Bill Mitchell has called 'savings' iirc 'a hedge against uncertainty over time' so the savers out there I believe are acting in some sort of defense of some sort of fears of this uncertain world we are in...

I dont know if you have ever heard of the case of the Collyer Brothers here in the US in NYC years back:

"On April 8, 1947, workman Artie Matthews found the body of Langley Collyer just ten feet from where Homer had died. His partially decomposed body was being eaten by rats. A suitcase and three huge bundles of newspapers covered his body. Langley had been crawling through their newspaper tunnel to bring food to his paralyzed brother when one of his own booby traps fell down and crushed him.[8] Homer, blind and paralyzed, starved to death several days later.[8] The stench detected on the street had been emanating from Langley, the younger brother."

http://en.wikipedia.org/wiki/Collyer_brothers

Pretty bad case of hoarding ...

rsp,

Ignacio said...

Yes Matt, the compulsive behaviour is a mechanism that mitigates stress and anxiety derived from the believe that something improbable would happen, and you would be responsible for it for not have acted before.

As with a lot of psychological disorders, is a matter of degree. For example, it's a fact that between 60%-80% of the subclinical (non pathologic) population have some sort of obsessive-compulsive behaviour, but OCD is considered a disease because how intrusive and inadaptive it is, and the psychological discomfort it creates to the subject.

So 'some savings' is a reasonably behaviour, but you could say that 'excessive saving' (to diminish the angst created by uncertainty) are completely inadaptive (would a society formed exclusively of hoarders function? no). When you translate this to policy, it's a recipe for wide-scale disaster.

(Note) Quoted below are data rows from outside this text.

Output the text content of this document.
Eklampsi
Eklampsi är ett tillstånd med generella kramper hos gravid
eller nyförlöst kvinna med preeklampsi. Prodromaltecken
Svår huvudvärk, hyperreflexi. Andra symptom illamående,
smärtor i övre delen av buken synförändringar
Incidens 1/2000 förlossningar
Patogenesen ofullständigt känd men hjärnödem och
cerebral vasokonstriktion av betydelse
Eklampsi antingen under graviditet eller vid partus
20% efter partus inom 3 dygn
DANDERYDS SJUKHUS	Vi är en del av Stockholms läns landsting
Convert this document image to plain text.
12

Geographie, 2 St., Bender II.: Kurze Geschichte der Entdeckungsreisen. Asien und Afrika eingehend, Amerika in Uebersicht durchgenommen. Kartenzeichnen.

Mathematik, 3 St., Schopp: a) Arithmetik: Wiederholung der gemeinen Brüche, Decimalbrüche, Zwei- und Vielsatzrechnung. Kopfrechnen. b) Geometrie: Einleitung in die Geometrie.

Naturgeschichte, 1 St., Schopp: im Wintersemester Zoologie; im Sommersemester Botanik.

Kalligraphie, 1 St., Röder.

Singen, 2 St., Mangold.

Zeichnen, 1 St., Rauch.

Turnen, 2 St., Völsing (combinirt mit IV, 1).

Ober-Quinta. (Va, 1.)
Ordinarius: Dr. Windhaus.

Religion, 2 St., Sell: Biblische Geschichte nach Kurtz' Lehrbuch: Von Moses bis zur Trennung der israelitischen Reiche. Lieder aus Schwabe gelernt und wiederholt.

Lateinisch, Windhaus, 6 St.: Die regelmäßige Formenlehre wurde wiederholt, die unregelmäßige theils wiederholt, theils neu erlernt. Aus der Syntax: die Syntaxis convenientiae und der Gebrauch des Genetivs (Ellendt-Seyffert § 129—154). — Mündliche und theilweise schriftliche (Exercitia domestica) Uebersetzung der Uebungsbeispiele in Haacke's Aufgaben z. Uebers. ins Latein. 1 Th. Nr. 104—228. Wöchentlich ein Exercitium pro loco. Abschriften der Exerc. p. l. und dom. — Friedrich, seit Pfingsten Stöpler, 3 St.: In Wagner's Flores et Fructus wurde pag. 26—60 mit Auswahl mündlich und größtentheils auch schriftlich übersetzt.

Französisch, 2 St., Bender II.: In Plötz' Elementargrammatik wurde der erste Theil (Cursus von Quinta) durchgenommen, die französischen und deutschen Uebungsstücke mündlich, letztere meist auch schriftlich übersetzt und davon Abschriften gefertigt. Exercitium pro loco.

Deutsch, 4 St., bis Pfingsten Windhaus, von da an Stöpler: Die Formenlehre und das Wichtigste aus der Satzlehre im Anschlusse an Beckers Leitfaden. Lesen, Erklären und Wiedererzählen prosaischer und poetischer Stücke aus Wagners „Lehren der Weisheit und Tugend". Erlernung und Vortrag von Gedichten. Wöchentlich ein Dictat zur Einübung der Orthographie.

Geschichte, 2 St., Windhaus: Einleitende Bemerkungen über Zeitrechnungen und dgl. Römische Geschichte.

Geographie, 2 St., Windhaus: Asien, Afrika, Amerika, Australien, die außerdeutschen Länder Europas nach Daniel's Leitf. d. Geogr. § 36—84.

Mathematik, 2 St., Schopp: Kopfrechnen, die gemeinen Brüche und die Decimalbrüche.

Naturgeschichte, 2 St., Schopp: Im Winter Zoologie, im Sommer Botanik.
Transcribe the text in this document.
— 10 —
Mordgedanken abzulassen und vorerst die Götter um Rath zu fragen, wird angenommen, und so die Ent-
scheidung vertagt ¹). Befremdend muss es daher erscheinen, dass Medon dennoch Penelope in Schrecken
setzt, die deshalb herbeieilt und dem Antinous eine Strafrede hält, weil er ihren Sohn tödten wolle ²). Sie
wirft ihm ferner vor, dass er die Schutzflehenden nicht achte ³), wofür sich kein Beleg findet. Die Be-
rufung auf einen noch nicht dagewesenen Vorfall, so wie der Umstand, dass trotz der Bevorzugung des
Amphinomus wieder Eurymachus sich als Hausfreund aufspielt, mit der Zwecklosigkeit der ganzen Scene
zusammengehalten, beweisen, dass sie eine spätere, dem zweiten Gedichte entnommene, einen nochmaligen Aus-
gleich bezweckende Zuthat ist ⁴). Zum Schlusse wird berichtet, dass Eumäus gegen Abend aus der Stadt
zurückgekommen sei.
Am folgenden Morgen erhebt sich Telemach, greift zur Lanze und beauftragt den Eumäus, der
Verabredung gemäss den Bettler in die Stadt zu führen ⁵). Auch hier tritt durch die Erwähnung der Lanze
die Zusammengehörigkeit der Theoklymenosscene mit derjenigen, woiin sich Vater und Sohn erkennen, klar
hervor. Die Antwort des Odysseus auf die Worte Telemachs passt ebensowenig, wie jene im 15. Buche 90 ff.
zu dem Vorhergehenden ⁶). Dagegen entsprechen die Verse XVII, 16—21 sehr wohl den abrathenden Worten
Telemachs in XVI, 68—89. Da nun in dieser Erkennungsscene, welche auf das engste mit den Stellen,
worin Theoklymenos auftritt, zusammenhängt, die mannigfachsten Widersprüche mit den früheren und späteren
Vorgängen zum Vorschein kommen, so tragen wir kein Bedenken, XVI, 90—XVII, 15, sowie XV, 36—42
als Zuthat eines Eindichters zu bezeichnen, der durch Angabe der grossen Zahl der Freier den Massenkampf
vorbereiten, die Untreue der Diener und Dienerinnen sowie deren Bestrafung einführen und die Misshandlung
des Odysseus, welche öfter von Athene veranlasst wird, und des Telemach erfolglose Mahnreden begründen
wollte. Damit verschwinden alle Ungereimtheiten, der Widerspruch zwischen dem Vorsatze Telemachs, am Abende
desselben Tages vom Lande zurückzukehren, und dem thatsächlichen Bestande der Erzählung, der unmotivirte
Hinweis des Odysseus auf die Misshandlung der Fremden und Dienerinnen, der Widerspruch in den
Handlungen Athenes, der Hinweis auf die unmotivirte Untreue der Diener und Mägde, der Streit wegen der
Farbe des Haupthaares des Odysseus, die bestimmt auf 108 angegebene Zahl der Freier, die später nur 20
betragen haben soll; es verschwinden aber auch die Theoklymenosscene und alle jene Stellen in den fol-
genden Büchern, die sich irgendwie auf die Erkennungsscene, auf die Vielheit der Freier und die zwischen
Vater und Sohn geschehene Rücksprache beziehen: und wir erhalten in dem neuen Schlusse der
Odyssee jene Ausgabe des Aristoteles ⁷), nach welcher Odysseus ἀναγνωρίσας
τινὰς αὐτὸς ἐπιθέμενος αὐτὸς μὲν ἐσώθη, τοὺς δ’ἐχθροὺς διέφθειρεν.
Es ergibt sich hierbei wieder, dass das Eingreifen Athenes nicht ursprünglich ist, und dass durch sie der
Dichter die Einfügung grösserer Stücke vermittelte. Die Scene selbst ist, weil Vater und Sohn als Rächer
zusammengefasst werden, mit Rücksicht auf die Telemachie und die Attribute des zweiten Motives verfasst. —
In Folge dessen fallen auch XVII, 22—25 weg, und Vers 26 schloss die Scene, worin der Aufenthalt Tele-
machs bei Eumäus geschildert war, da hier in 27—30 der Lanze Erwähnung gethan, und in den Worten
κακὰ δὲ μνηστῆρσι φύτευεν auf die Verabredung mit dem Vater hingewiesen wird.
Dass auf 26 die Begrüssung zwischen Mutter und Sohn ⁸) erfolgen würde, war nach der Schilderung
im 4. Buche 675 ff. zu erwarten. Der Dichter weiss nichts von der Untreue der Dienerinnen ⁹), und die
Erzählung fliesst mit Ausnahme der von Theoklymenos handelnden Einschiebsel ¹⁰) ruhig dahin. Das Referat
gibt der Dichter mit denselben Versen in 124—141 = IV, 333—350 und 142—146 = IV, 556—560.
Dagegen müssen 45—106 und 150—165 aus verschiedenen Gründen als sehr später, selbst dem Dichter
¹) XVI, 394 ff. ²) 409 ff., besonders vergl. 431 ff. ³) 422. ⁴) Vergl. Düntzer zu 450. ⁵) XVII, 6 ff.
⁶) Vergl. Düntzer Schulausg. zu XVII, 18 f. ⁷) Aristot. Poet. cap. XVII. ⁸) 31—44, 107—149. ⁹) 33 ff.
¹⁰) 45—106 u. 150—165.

An other important factor of OCD is the lack of proper cognitive tools of the patient to cope with the obsession that stresses him. The development of OCD is a factor of both ambient inputs and personal characteristics, but it may be possible that 'hoarders' haven't acquired the the emotional and cognitive tools to cope with uncertainty (they are 'terrified' by uncertainty, instead of accepting it as most living organisms do, and is even worse when the uncertainty is from a lack of understanding, because a man-created system like money can be as certain as we want it to be).